A seemingly more hawkish tone from the Federal Reserve weighed on bond prices in the first quarter, as worries grew that the Fed might begin to scale back its latest quantitative easing program, or "QE3." The prospect of an earlier-than-expected end to the QE3 program, which has included large amounts of mortgage-backed securities (MBS), weighed particularly on the market for GNMAs and other MBS. Additionally, Asian investors, who normally provide fairly consistent demand for GNMA securities, were largely absent from the market in the first quarter due to seasonal factors such as profit taking. Appetite for MBS marginally improved into quarter-end, however, as higher yields began to attract some private investors back to the market alongside the Federal Reserve. The supply of new securities from mortgage originators has also been lighter than normal, making for a better technical backdrop.

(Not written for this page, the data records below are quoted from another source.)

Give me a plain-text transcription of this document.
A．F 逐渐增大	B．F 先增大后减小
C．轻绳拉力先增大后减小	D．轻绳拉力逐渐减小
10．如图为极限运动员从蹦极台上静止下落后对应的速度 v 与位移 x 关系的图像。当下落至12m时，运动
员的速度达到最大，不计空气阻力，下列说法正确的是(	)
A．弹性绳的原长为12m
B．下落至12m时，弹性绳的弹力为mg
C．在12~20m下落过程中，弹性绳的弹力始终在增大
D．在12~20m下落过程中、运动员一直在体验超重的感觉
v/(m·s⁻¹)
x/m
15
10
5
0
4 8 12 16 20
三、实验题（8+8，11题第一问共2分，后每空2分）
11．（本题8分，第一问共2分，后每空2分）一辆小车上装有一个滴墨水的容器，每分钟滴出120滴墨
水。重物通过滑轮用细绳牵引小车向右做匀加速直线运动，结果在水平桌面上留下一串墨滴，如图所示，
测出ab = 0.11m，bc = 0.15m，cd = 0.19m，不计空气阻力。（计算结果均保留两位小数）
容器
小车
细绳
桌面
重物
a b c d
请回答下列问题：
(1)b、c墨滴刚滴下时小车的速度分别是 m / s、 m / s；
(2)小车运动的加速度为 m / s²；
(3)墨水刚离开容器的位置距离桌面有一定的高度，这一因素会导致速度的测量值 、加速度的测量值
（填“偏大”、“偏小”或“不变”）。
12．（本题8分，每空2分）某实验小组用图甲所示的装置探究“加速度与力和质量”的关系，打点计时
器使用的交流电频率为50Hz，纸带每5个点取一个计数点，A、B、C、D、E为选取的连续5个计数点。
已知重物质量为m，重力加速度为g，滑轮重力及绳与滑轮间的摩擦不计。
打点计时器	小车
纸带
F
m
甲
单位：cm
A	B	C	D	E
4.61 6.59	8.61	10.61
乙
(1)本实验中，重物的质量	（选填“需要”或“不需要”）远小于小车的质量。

The Summit GNMA Fund returned −0.07% in the quarter compared with −0.21% for the Barclays U.S. GNMA Index and −0.03% for the Lipper GNMA Funds Average. For the 12 months ended March 31, 2013, the fund returned 2.14% versus 1.80% for the Barclays U.S. GNMA Index and 1.97% for the Lipper GNMA Funds Average. The fund's average annual total returns were 2.14%, 5.25%, and 4.63% for the 1-, 5-, and 10-year periods, respectively, as of March 31, 2013. The fund's expense ratio was 0.61% as of its fiscal year ended October 31, 2012.
For up-to-date standardized total returns, including the most recent month-end performance, please click on the Performance tab, above.
Current performance may be lower or higher than the quoted past performance, which cannot guarantee future results.
Share price, principal value, and return will vary and you may have a gain or loss when you sell your shares.
Security selection was the single largest factor boosting relative performance during the first quarter. A large underweight to lower-coupon bonds benefited performance most, as hints that the Fed may end its large-scale asset program earlier than anticipated hurt this segment. Even a tapered decrease in purchases in the second half of 2013 would put technical pressure on the market as demand from the Fed was removed. Our slightly above-average exposure to changes in interest rates marginally detracted from performance as long-term rates increased during the quarter.
With valuations stretched in many fixed income sectors, we believe the importance of careful research into individual securities is more important than ever. In addition, the Federal Reserve's current accommodative policy may lead to a lower return environment for fixed income investors persisting for some time. Nevertheless, we are confident that we will be able to work with our extensive staff of analysts to seize opportunities as they become available.